My second thought was “Holy Sh*t! These kids are amazing!”

Their projects ranged from subliminal messaging and environmental studies to alternative energy and string theory with everything in between.

Here are some of my favorites:

1. You’ve Got a “Friend” in Me? by Lindsey Marcy

Social media has long been a sore spot for me, so this project landed right in my wheelhouse. This savvy ninth grader created a fake Facebook account under a false name. That’s it. No picture, no personal info, just a name. She then sent friend requests under that name to every member of her class with Facebook accounts. Fifty-two percent of her class accepted her as a friend, allowing her to view personal information of seventy-eight percent of the freshman class. Yikes!

2. Conducting Electricity Using a Microbial Fuel Cell (Poop to Power) by Sally Kim and Alison Cook


These two brilliant young ladies modeled their project on cutting edge research going on in the world today. They wanted to assess the energy output of different sources of microbes: chemical/biological waste, sanitary wasted, and river water. They deoxygenated the waste using nitrogen displacement and then ran it through their homemade fuel cell. The best part about this project is not only did they find a way to make energy from waste products, but they were also cleaning the water. Talk about a win-win.  

Big ups to these young ladies, not only for handling poop in the name of science, but for their efforts for cleaner, greener energy.

3. Exotic Spheres in 4-dimensional Hyperspace by Jane Goodwin


This project attempted to explore Gluck twists and their properties as possible 3-spheres with nonstandard differentiable structure. To find a student willing to tackle the Poincaré conjecture was impressive. Discovering that this self-possessed and brilliant young lady was only in the tenth grade made it even more so. (It also made me wish that I had paid more attention in school.)
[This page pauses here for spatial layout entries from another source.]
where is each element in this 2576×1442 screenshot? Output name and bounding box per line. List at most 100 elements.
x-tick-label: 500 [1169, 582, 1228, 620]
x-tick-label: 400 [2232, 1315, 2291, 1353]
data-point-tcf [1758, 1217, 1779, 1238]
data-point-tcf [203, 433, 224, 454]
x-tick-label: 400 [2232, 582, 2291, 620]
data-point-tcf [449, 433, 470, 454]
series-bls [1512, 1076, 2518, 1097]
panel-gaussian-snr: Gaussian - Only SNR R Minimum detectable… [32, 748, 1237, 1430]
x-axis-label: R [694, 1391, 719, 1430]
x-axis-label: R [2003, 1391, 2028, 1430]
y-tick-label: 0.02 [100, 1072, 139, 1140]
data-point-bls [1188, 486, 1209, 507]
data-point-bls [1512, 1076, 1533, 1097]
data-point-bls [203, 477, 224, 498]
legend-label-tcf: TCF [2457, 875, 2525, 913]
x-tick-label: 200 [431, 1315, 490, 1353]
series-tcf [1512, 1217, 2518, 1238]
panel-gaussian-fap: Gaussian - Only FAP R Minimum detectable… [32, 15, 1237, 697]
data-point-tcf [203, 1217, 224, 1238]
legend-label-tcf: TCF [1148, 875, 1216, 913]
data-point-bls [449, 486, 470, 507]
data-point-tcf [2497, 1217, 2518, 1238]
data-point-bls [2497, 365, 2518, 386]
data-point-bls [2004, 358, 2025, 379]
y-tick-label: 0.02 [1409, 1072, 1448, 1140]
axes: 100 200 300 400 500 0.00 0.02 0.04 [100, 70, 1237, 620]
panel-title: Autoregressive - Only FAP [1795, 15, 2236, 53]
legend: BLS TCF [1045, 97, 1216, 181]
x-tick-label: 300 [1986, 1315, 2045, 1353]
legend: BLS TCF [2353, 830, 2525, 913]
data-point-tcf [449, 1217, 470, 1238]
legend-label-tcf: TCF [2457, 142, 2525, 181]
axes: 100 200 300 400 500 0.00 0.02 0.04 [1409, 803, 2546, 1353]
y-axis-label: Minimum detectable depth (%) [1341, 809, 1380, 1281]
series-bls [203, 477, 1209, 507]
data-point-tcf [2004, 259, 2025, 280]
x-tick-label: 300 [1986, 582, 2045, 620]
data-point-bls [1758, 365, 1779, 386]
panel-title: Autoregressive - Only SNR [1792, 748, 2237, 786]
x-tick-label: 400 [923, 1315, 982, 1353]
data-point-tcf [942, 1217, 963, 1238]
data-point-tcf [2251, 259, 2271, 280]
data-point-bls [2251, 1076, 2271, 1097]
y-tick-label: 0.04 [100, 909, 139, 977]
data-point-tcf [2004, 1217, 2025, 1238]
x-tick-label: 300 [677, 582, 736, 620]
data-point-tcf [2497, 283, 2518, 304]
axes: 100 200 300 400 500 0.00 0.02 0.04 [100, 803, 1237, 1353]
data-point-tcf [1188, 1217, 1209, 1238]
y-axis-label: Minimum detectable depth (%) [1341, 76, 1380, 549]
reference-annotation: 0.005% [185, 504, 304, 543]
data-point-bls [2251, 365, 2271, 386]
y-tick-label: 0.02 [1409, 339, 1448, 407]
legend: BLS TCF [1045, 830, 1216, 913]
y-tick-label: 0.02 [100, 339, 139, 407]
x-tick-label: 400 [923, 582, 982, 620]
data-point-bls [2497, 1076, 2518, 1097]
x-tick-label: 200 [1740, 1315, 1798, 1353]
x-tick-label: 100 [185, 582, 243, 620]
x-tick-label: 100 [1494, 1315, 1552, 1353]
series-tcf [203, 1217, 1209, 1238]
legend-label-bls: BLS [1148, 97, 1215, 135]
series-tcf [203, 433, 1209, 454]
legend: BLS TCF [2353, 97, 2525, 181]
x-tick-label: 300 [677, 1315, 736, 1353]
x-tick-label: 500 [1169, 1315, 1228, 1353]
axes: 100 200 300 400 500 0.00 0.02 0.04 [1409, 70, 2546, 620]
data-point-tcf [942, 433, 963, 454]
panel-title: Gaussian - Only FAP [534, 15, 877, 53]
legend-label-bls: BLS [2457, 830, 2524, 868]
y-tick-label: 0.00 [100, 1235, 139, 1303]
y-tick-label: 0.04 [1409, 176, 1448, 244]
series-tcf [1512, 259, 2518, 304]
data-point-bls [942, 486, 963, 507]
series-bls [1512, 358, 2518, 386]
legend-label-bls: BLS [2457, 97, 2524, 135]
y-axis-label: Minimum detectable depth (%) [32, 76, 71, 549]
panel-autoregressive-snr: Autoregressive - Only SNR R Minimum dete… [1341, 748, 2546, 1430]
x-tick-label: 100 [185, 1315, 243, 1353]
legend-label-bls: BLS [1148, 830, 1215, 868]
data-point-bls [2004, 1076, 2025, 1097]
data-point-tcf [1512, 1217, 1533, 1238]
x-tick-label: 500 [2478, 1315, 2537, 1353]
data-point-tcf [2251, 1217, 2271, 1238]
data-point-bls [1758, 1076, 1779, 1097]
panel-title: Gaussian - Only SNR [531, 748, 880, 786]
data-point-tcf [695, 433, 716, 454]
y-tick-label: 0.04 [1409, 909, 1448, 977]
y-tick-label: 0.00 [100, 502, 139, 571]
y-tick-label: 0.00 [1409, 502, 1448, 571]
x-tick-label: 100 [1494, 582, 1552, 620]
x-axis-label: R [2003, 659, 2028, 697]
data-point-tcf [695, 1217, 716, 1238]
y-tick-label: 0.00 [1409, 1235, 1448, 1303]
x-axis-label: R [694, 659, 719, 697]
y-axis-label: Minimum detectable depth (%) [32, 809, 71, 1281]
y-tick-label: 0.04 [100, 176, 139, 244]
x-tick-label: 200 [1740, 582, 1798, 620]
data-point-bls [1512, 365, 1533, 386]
This list is by no means exhaustive. There were literally hundreds of great projects ranging from the mundane to the fantastic, but they all had two things in common: a love of science and a desire to make this world a better place.

We can all learn a lot from these kids. I can’t wait to see what they come up with next year!

P.S. They also thought my rock-paper-scissors- lizard-Spock t-shirt was cool. So, I guess we can add “great sense of style” to the list as well.